一声急促的大喝突然从府门外传来,打破了厅内的平静,那声音带着奔跑后的粗喘,透着掩饰不住的惊慌。此时正是对东用兵的关键时候,前线军情半点耽误不得,守门的卫兵不敢怠慢,连忙领着浑身是汗的探马快步走入正厅。

蒙桓齮心头一跳,立刻站起身来,厉声问道:“怎么回事?可是前线出了变故?”

探马单膝跪倒在地,叩首颤声说道:“秦王,大事不好了!明帝蓝岚,已经拜张齮郃为主将,韩猛为副将,起十万大军直奔长安来了!”说罢连忙从怀中取出閡惇的亲笔信,双手高高举起递上。

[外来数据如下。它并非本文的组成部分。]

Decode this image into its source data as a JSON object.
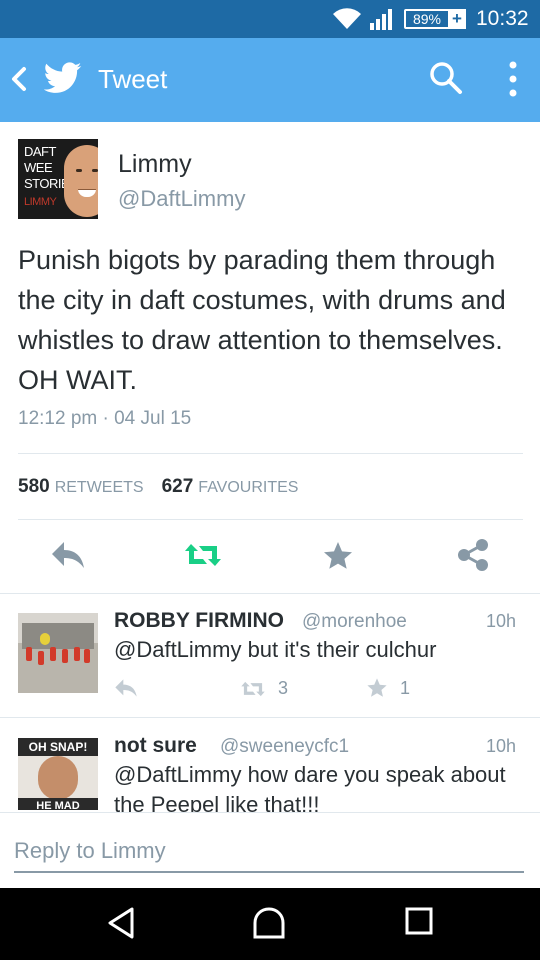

蒙桓齮连忙接过信纸展开,只扫了几行,脸色瞬间变得惨白,只觉得脑瓜子“嗡”的一声,像是有无数把锤子在里面狠狠敲打,一阵阵撕心裂肺的疼痛直冲天灵盖。

“痛煞我也!”蒙桓齮忍不住痛呼一声,身子一晃,险些栽倒在地,额头上瞬间冒出了密密麻麻的冷汗。

站在身旁的谋士虾仁连忙上前,稳稳扶住蒙桓齮,顺手从他手中接过了情报,随后传给厅中一众谋士将军轮番传阅。

众人看完信,你看看我,我看看你,全都面露诧异,一个个面面相觑说不出话来。

蒙桓齮和蓝岚打交道几十年,彼此都是知根知底,蓝岚为人向来老成持重,最是喜欢稳扎稳打,断不可能做出这种绕过前线主力,直扑长安心脏的剑走偏锋之举。今天这步棋,怎么看都不像是蓝岚能走出来的。

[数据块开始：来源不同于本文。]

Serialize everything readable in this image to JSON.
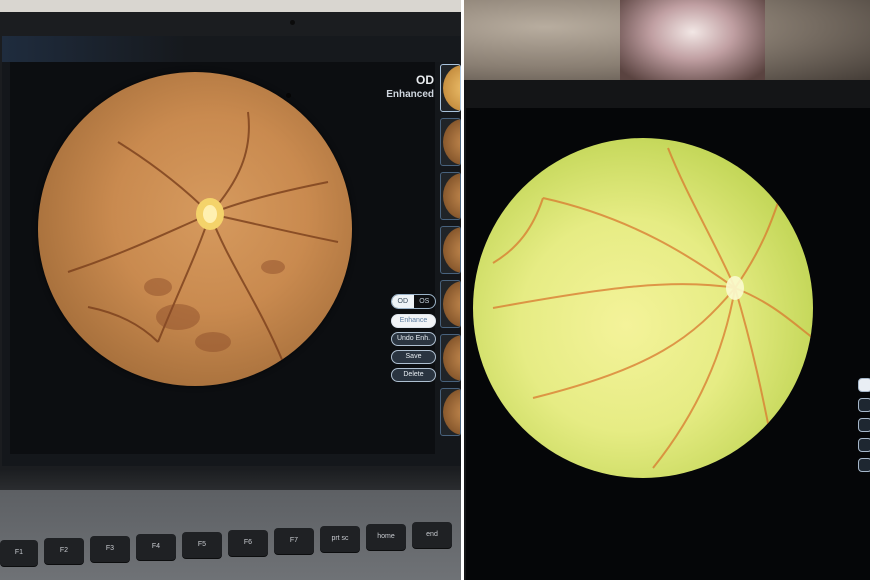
{
  "left_app": {
    "eye": "OD",
    "mode": "Enhanced",
    "eye_toggle": [
      "OD",
      "OS"
    ],
    "buttons": {
      "enhance": "Enhance",
      "undo_enh": "Undo Enh.",
      "save": "Save",
      "delete": "Delete"
    },
    "thumbnail_count": 7
  },
  "keyboard": {
    "keys": [
      "F1",
      "F2",
      "F3",
      "F4",
      "F5",
      "F6",
      "F7",
      "F8",
      "F9",
      "prt sc",
      "home",
      "end"
    ],
    "sublabels": [
      "",
      "",
      "",
      "",
      "",
      "",
      "",
      "",
      "",
      "F10",
      "F11",
      ""
    ]
  },
  "colors": {
    "fundus_left": "#c98a4f",
    "fundus_right": "#e6ec84",
    "vessels_left": "#7a3f1c",
    "vessels_right": "#d9782f",
    "screen_bg": "#0c0e11"
  }
}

虾仁摸着下巴沉吟片刻,缓缓开口说道:“这倒不像是明帝蓝岚的作风,反倒是有些像是玄王王伟骏的手段。”

此时蒙桓齮的头疼稍稍缓解,他抹了抹额头的冷汗,喘着气问道:“虾仁,此话怎讲?”

“如今咱们主力都在前线,长安空虚,他自然会撺掇蓝岚出兵偷袭,只怕是玄王在暗中推波助澜啊!”

“这个王伟骏,当真不是个东西!”蒙桓齮一听这话,气得一拳砸在案几上,案上的茶杯都跳了起来,茶水溅了一地,他咬着牙骂道:“敢在背后给我玩这一手,当真以为我蒙桓齮是好欺负的吗?”

虾仁没有接话,他走到挂在墙上的军事地图前,盯着地图看了许久,才转身对着蒙桓齮说道:“秦王,当务之急是立刻传令前线两位閡将军,撤回主力回援长安。另外再传令蒙仁将军,拿下延津渡口之后就地扎营,不要冒进,等主力汇合之后再一起行动。”

大将苟瘟皱了皱眉,出声问道:“虾仁的意思,原本计划好的奇袭取消了?”

“原本咱们是打算奇袭侧路,现在人家已经摸到了咱们家门口,奇袭自然是行不通了。”蒙桓齮发号施令之后,对着虾仁问:“那接下来咱们该怎么应对?”

虾仁手指点了点长安城外的焦作平原,抬起头郑重地看着蒙桓齮:“既然奇袭不成,那就只能正面强攻了。秦王,你觉得蓝岚的十万大军,会在什么地方等着咱们?”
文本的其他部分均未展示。